Hacker News new | ask | show | jobs
by pacificmaelstrm 952 days ago
DNA is a form of code, but it doesn't encode programs. Instead, like an STL or STEP file it encodes HARDWARE designs.

While you could think of it as encoding infrastructure AND code (as in IaS) you'd need to go beyond that to include the hardware for computing AND physical function (like a whole car + computer) in that conception, which is not what IaS means.

The hardware side of DNA is easy to overlook since we don't yet have the necessesary (CAD) design tools to easily understand the shape and mechanics of proteins just from reading a DNA sequence like we do for macroscale 3D models. But there are hard technological reasons for this.

DNA encodes information, but instead of binary organized into 8-64 bit bytes (10010110) it uses four base pairs (ATCG) organized into 3 letter codons, each of which represents one amino acid.

The cell assembles chains of amino acids which are then placed in an "oven" where the string of molecules folds back on itself to assemble a complicated and functional 3D shape.

When we say complicated, we really do mean complicated. Even the fastest modern super computers are unable to determine the shape of these protein based only on the DNA sequence input. Further, we are unable to simulate the way that a folded protein will interact with other molecules reliably.

Fortunately these kinds of problem will someday be easily solved by quantum computers, but for now we are stuck with approximations of questionable accuracy.

But there are very computer code-like elements to how cells work. Unfortunately it is all spaghetti code. One section of DNA often codes for proteins which bind to one or more other sections of DNA either increasing or decreasing the activity production of the proteins from those locations.
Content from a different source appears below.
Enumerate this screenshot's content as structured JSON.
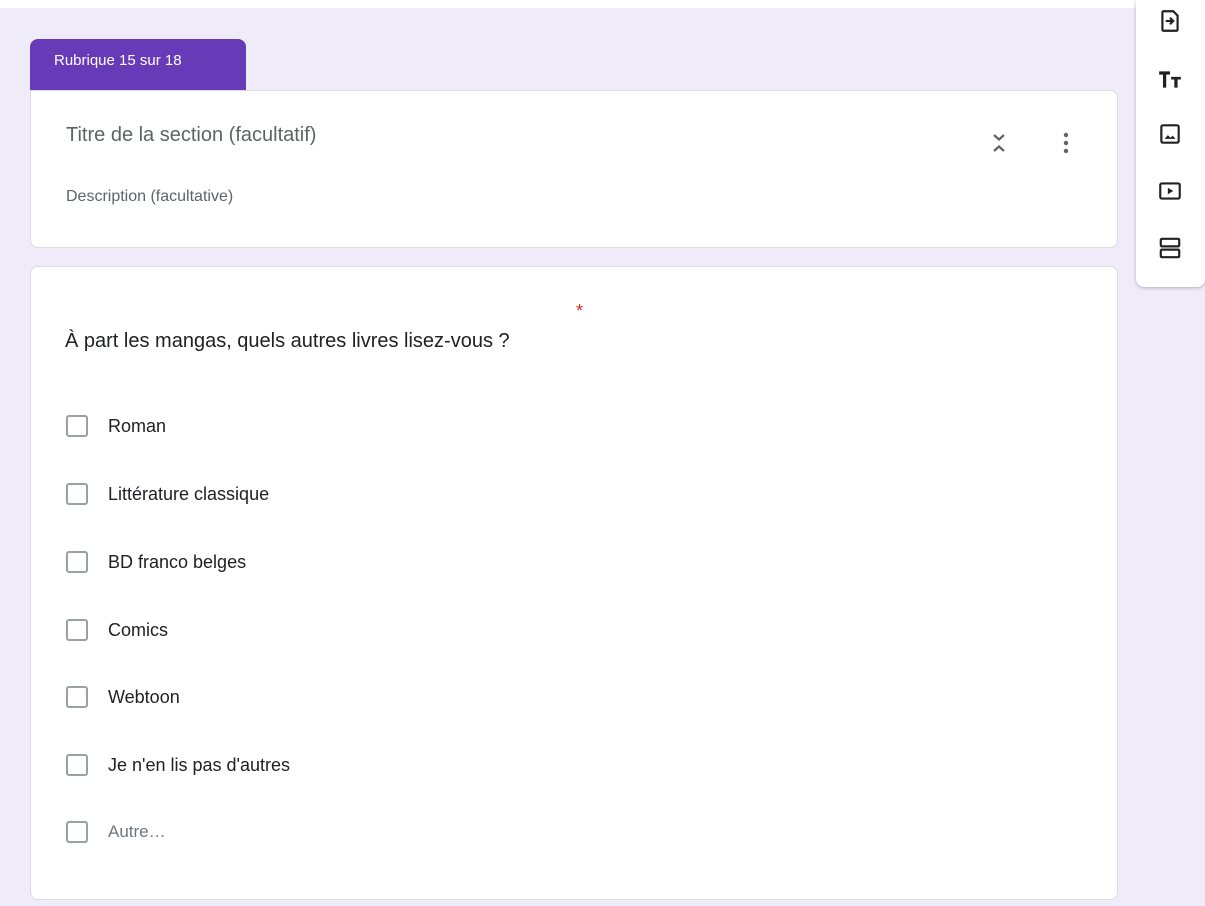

Additionally, some DNA sections code not for protein but RNA strings which are used mechanically by themselves or as part of proteins like CRISPER. RNA is always created as an intermediate step between DNA and Protein, but in this case it is used directly as fRNA (functional RNA). RNA can even fold on itself and act similar to proteins though it is much more fragile.

The many interactions between protein, DNA and RNA perform a kind of computation but it is very obfuscated.

The following are generalized interactions that take place in a cell (perhaps analogous to machine instructions) written in a kind of pseudocode, to help illustrate the recursive functions involved.

DNA + Protein = RNA;

RNA + Protein = Protein;

Protein = Protein++;

Protein = Protein--;

Protein = RNA++;

Protein = RNA--;

RNA = RNA++;

RNA = RNA-+;

RNA = Protein++;

RNA = Protein--;

Protein + RNA = DNA;

Any protein or fRNA can have multiple functions in a cell and affect the production other proteins and fRNAs by interacting with DNA or RNA or with other Proteins involved in the production chain. In addition to this, proteins and fRNA also physically move around other proteins and molecules and make up the structure and machinery of a cell.

Untangling it all is close to impossible currently. There is several billion years worth of tech debt and zero documentation.

2 comments

This looks like it was written by generative AI but I can't really say for sure.

BTW: protein structure prediction didn't need supercomputers (in the traditional sense) and the PSP problem wasn't solved using supercomputers applying a high quality physics function to simulate folding- instead, it was solved using a combination of ML supercomputers, a really good algorithm (transformers), and a couple of really good data sets- the known structures of proteins, and the known relationship of proteins.

Instead of simulation on a huge supercomputer so they could predict a single strucfture, they trained a model which approximates structure well enough to beat every competitor. From what I can tell, most of the resulting quality doesn't come from their force field but from the distance constraints that are mostly derived from historical relationships between proteins, and the coevolution of their sequences.

Came here to say this. It is extremely over-simplistic to think of DNA as Infrastructure as Code.